At some point, VORF has to approximate zero, or actually go negative, compared to VONHTFSTAD.
   46. Sleepy's not going to blame himself Posted: January 18, 2012 at 03:49 AM (#4039150)
   47. ray james Posted: January 18, 2012 at 07:24 AM (#4039168)
I mean, even assuming you could, why would you?


To prove what a horse's ass you are?
   48. Something Other Posted: January 18, 2012 at 03:34 PM (#4039611)
@46--go ahead, let's hear it! :)

@45--"Not Having To F@@@ Several Times A Day"?

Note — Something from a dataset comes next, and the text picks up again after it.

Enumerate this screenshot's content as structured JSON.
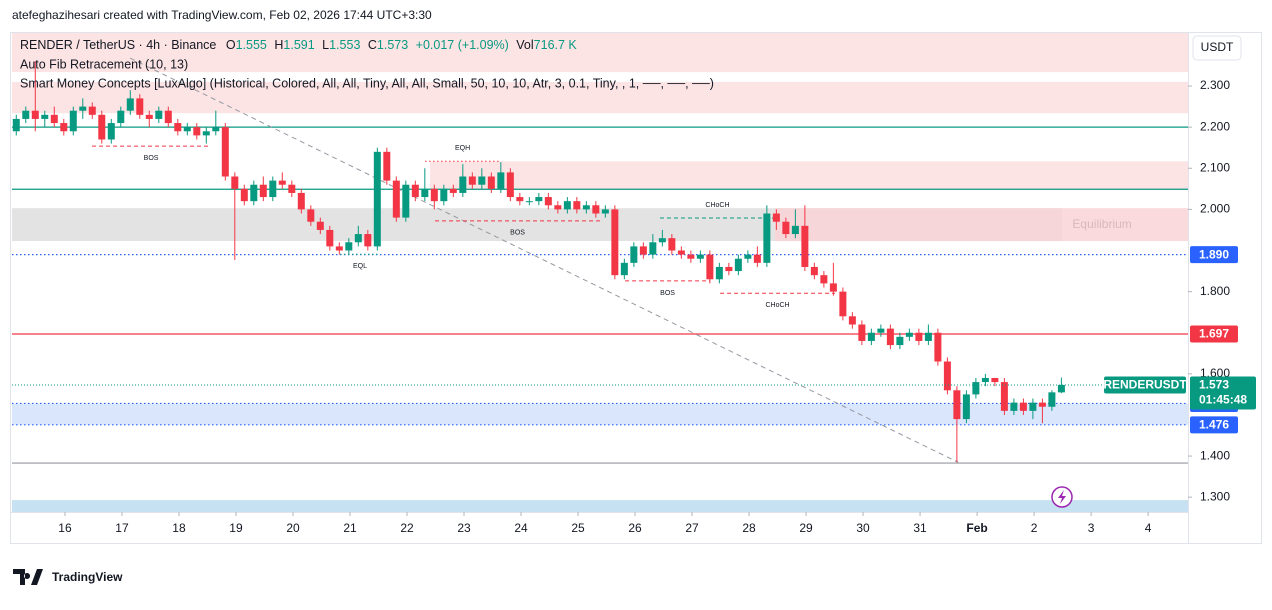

@47--Yup. Reminds me of a Twilight Zone episode where this gambler dies, wakes up in Las Vegas, maybe, with a woman on each arm and can't lose at any game of chance. At first he thinks he's in heaven, but he literally CAN'T lose, and eventually realizes he's in hell.
   49. The Long Arm of Rudy Law Posted: January 18, 2012 at 04:00 PM (#4039632)
Here's a picture of Barfield injecting his guinea pig. The other guy in the picture had about ten outfield assists per year before then, and 15 the year the picture was taken. He then had three of them over the last 15 years of his career.
   50. Fred Lynn Nolan Ryan Sweeney Agonistes Posted: January 18, 2012 at 04:01 PM (#4039634)
Yep.
Consider any guy you can come up with who could pretty much #### whenever they wanted to - rock stars, politicians, whatever - and then think: is this person happy?
Was Elvis happy? Wilt? Is Kobe a happy guy?
I always remember Paul Stanley's desperate need to be seen as "guy surrounded by hot women" in the Decline of Western Civilization movie. Jeez, man... okay, already.
   51. Rally Posted: January 18, 2012 at 04:04 PM (#4039639)
That's probably more women than have been bedded by the entire BTF community!


Wilt's got me by many thousands in shot attempts, but when it comes to actual scoring I've got him beat 2-0.

To the best of my knowledge no kids of Wilt have ever come forward. When I was in high school though I did wonder if Wes Chamberlain could be one. He was born in Chicago in April 1966. I wonder where Wilt was around July of 1965.